Somut olayda; Sosyal Güvenlik Kurumu tarafından belirlenen % 12,10 oranındaki meslekte kazanma güç kayıp oranına davacı tarafından yapılan itiraz üzerine, yukarıda açıklanan prosedüre uyulmaksızın, doğrudan Adli Tıp Kurumundan rapor alınması yoluna gidildiği ve 3. İhtisas Kurulu tarafından belirlenen % 13,20 meslekte kazanma güç kayıp oranının maddi ve manevi tazminatın belirlenmesinde esas alınarak, sigortalının karşılanmayan zararı belirlenirken, Kurumca % 12,10 üzerinden gelir bağlandığından bu orana göre hesaplanan ilk peşin sermaye değerinin gerçek zarardan indirildiği anlaşılmaktadır. İş kazası sonucu oluşan sürekli iş göremezlik oranının tespitine ilişkin kesinleşmiş bir mahkeme kararı olmadıkça Sosyal Güvenlik Kurumunca davacıya mahkemece belirlenen sürekli iş göremezlik oranı esas alınarak gelir bağlanması, giderek bu orana göre ilk peşin sermaye değerinin bildirilmesi söz konusu değildir. Hal böyle olunca da Kurumun belirlediğinden farklı bir sürekli iş göremezlik oranının tazminatın belirlenmesinde esas alındığı durumlarda, Kurumca gelir bağlanmadan bu oran üzerinden ilk peşin sermaye değerinin bildirilmesi giderek bu miktarın indirilmeden Kurumca karşılanmayan maddi zarar miktarını belirleme imkânı bulunmadığından, maddi tazminat istemli, Sosyal Güvenlik Kurumunun taraf olmadığı bu davada sürekli iş göremezlik oranının tespitinin yapılamayacağı, yapılması halinde maddi tazminat istemli davanın sonuçlandırılmasının fiilen mümkün olmadığı ortadadır. HGK.’nun 07.02.2007 tarihli, 2007/21-69 Esas, 2007/55 Karar sayılı kararı da bu yöndedir.

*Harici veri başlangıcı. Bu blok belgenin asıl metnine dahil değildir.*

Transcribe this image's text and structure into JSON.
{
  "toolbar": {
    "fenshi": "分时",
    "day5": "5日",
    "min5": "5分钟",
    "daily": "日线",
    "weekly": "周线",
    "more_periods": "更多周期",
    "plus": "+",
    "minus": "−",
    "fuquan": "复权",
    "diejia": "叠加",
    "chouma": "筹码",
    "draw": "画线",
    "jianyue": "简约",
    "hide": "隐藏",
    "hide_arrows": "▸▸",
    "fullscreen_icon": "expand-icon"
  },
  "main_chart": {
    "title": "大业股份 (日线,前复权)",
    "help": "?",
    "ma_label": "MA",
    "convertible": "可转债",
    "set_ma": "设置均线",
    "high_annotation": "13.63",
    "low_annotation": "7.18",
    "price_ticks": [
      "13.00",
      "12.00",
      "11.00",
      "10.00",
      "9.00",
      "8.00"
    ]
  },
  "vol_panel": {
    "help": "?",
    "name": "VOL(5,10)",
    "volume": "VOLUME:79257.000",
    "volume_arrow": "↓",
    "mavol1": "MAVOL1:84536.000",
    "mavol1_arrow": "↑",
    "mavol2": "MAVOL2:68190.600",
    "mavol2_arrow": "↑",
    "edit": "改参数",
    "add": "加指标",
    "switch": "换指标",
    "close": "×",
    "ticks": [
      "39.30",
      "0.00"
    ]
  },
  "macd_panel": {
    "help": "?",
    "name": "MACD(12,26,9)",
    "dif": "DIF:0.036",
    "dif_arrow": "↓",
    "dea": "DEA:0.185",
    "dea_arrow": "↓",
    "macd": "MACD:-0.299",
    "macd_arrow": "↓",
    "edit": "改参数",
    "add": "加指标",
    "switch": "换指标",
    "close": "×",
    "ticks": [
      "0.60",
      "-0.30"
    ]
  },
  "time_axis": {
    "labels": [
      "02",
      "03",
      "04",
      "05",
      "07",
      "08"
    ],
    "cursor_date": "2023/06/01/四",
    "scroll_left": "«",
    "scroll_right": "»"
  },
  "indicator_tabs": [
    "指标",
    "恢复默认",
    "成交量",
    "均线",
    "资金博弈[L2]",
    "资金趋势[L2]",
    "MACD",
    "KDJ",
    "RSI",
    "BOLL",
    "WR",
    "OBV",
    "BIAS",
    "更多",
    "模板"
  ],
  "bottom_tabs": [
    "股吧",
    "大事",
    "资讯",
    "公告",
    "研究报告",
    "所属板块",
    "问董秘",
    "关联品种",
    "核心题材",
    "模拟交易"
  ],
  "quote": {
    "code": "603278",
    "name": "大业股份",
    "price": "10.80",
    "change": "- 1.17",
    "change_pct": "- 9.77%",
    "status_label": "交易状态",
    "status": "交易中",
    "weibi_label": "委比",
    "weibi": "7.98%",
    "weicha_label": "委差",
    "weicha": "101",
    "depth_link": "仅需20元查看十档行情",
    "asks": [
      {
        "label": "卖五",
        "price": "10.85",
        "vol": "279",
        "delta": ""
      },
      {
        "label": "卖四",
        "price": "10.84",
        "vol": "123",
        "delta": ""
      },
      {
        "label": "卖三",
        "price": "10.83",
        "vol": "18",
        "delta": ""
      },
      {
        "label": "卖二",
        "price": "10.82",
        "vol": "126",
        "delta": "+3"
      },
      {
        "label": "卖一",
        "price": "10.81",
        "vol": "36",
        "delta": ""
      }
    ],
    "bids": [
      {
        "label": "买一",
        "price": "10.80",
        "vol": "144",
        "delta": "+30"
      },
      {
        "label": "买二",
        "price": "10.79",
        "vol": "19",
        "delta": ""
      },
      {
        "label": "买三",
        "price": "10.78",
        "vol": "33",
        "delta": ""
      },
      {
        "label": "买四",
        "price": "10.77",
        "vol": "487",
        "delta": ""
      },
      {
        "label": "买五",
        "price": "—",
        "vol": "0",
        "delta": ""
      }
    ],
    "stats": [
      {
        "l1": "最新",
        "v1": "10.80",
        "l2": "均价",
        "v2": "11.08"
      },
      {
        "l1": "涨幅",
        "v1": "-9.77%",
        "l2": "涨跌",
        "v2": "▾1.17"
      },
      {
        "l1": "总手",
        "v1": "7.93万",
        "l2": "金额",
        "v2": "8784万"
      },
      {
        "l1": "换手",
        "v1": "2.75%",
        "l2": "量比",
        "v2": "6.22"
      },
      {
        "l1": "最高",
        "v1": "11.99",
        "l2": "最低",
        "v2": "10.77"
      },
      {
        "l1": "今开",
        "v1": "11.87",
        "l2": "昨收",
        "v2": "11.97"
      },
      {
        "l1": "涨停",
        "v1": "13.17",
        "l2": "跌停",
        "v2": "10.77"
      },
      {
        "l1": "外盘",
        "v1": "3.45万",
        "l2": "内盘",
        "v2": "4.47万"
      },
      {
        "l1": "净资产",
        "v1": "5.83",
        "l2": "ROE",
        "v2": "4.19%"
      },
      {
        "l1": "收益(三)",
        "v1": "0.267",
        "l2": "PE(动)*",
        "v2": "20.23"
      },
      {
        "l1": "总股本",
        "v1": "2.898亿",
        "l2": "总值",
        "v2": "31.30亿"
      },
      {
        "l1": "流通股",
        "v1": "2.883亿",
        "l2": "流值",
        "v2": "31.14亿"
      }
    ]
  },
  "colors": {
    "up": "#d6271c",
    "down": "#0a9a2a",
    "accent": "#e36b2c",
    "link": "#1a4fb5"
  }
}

Yapılacak iş; davacıya işvereni ve hak alanını ilgilendirdiği için SGK. Başkanlığını hasım göstererek sürekli iş göremezlik oranının tespiti davası açması için önel vermek, tespit davasını tazminat davası için bekletici mesele saymak, tespit davası sonucu verilecek hüküm kesinleştikten sonra davacıya kesinleşmiş mahkeme kararını Kuruma ibraz edip kendisine tespit edilen orana göre gelir bağlatması için önel verilerek, tespit edilen bu orana göre bağlanan gelirin ilk peşin sermaye değerini Kurumdan sorduktan sonra bildirilen miktarı hesaplanan tazminattan indirmek ve çıkacak sonuca göre maddi tazminat istemi ile tespit davası ile belirlenen sürekli iş göremezlik oranı da dikkate alınmak suretiyle manevi tazminat istemi hakkında bir karar vermekten ibarettir.

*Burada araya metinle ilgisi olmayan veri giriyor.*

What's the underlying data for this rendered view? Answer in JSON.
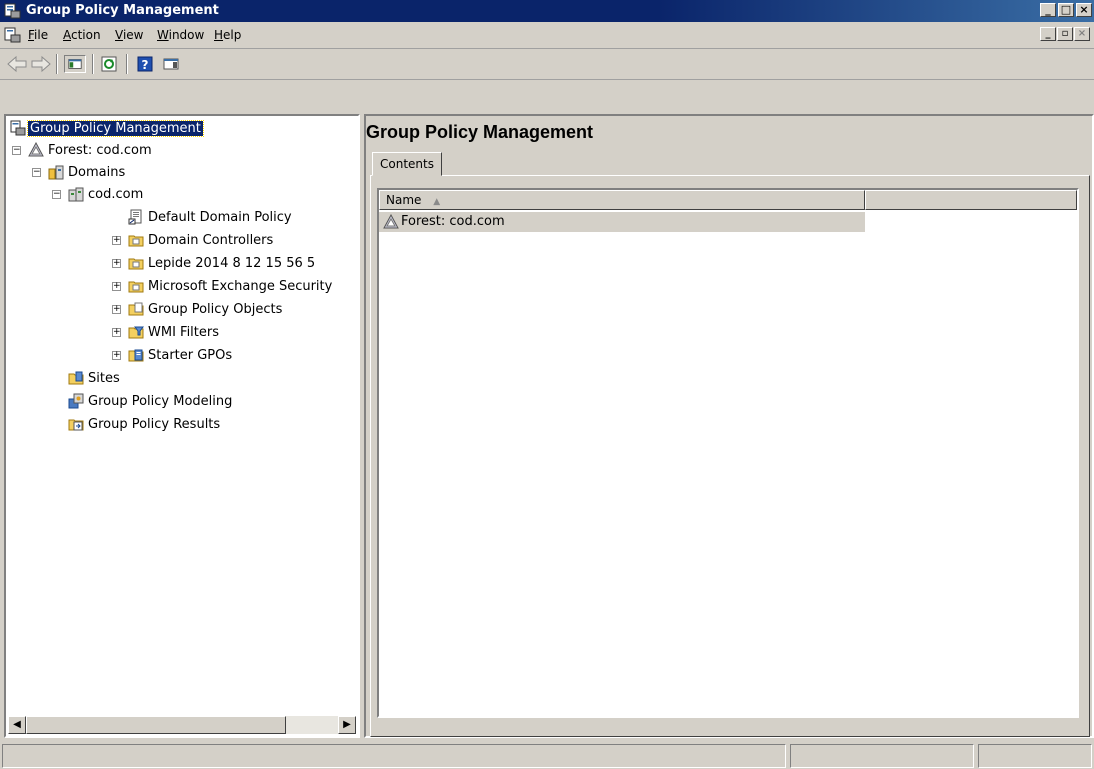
{
  "window": {
    "title": "Group Policy Management"
  },
  "menu": {
    "items": [
      {
        "label": "File",
        "accel": "F",
        "rest": "ile"
      },
      {
        "label": "Action",
        "accel": "A",
        "rest": "ction"
      },
      {
        "label": "View",
        "accel": "V",
        "rest": "iew"
      },
      {
        "label": "Window",
        "accel": "W",
        "rest": "indow"
      },
      {
        "label": "Help",
        "accel": "H",
        "rest": "elp"
      }
    ]
  },
  "toolbar": {
    "buttons": [
      "back-arrow-icon",
      "forward-arrow-icon",
      "show-hide-console-tree-icon",
      "refresh-icon",
      "help-icon",
      "show-action-pane-icon"
    ]
  },
  "tree": {
    "root": "Group Policy Management",
    "forest": "Forest: cod.com",
    "domains": "Domains",
    "domain": "cod.com",
    "children": [
      "Default Domain Policy",
      "Domain Controllers",
      "Lepide 2014 8 12 15 56 5",
      "Microsoft Exchange Security",
      "Group Policy Objects",
      "WMI Filters",
      "Starter GPOs"
    ],
    "sites": "Sites",
    "modeling": "Group Policy Modeling",
    "results": "Group Policy Results"
  },
  "details": {
    "title": "Group Policy Management",
    "tab": "Contents",
    "column_name": "Name",
    "rows": [
      "Forest: cod.com"
    ]
  },
  "colors": {
    "titlebar": "#0a246a",
    "face": "#d4d0c8"
  }
}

Mahkemece yukarıda açıklanan maddi ve hukuksal olgular dikkate alınmadan yasadaki prosedüre uyulmaksızın belirlenen sürekli iş göremezlik oranının maddi ve manevi tazminatın belirlenmesinde esas alınmak suretiyle yazılı şekilde hüküm kurması usul ve yasaya aykırı olup, bozma nedenidir.
O halde, davalı vekilinin bu yönleri amaçlayan temyiz itirazları kabul olunmalı ve hüküm bozulmalıdır.
SONUÇ: Hükmün yukarıda açıklanan nedenle BOZULMASINA, bozmanın niteliğine göre sair temyiz itirazlarının ilerde incelenmesine, temyiz harcının istek halinde davalıya iadesine, 28/01/2014 gününde oybirliğiyle karar verildi.